By David Talbot / @_davetalbot
Surveying his party after its third successive defeat, the Labour leader decided it was time to take on the old loyalties of his party. He vehemently believed that the self-defeating nature of Labour’s ideological purity was embodied in the Clause IV of Labour’s constitution, which had enshrined the party’s ethos towards public ownership. This stance was constraining the ideological progression of the party and condemning it to electoral defeats. After his attempts to redefine the party’s aims in a way that no other Labour leader had yet dared try, his leadership has been described as a “coup” against the central ideological faiths of the Labour Party.
The Labour leader in question is Hugh Gaitskell, Labour leader from 1955-63, and the impetus behind the rise of revisionism at the heart of the Labour Party. His attempt to revise Clause IV at the Labour Party conference of 1959 has clear echoes of the rise of the New Labour project in the mid 1990s. In some respects Blair can be seen as Gaitskell writ large. Blair was prepared in his formative years to push the boundaries of revisionism against all that was formerly sacred in the Labour Party. New Labour can be seen to have accomplished the final stage of the revisionist movement that the likes of Gaitskell and Anthony Crosland became so devoted to in the 1950s.

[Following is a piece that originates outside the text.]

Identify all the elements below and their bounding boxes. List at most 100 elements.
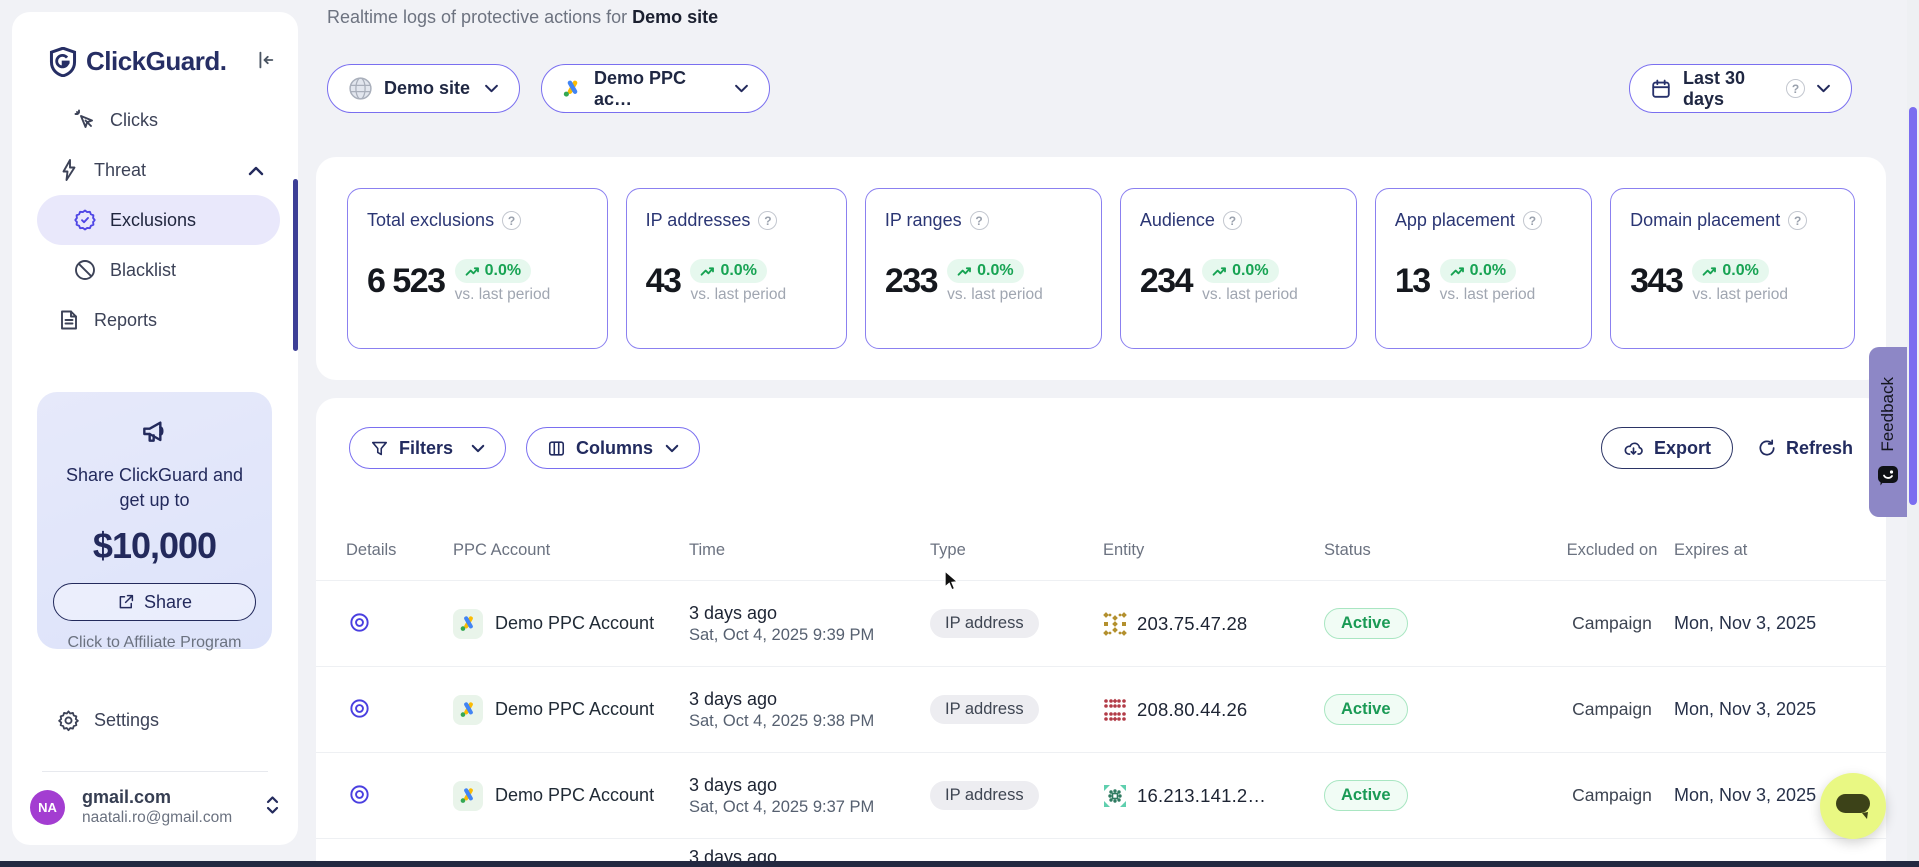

The ideological vehicle that both Gaitskell and Blair chose in their respective attempts to revive the Labour Party was a revisionist doctrine that involved a radical discontinuity in Labour’s dogma. Both leaders recognised that it was not only policy that had caused successive Labour election defeats, it was image and impression. In promoting revisionism as they did, Gaitskell and Blair forced the Labour Party to painfully confront, for the first time since 1918, what their party should actually stand for.
Ed Miliband faces a similar problem today. A year after a defeat of historic proportions the process of renewal must start in earnest. The sense of drift is palpable. A doctrine of permanent revisionism should be undertaken to renew a jaded Labour Party unsure of its direction and position in British politics. In the coming years, the spending cuts will bite, the economy will remain stagnant and the manifest strains within the coalition will intensify. Miliband must use this time to fix negative perceptions of himself and his party and create the impression that he is the next prime minister. Timidity will no longer do. He must talk to audiences outside his comfort zone, he must revive Labour’s economic credibility, if not by apologising for overspending, then at least by elucidating which cuts he would make. And he must sculpt a strategy which doesn’t make Labour’s opposition seem redundant.
The relationship between a revisionist leader and the Labour Party is always strained. Gaitskell for years faced fierce internal opposition, no more so than from that great figurehead of the Labour Party Aneurin Bevan. Blair is universally despised by his party. But the most crucial aspect that they both brought to the Labour Party was placing the gaining and holding of power at the centre of their political project. This was secured by constantly challenging the Labour Party and with a total focus on delivering transformative change.
When he arrived in Downing Street, Blair’s greatest weakness was to have little to do with office but hold it. His revisionist zeal and quest for constant renewal did not inhabit vast swathes of his premiership. Miliband cannot make the same mistake. Perpetual revisionism must now be his mindset.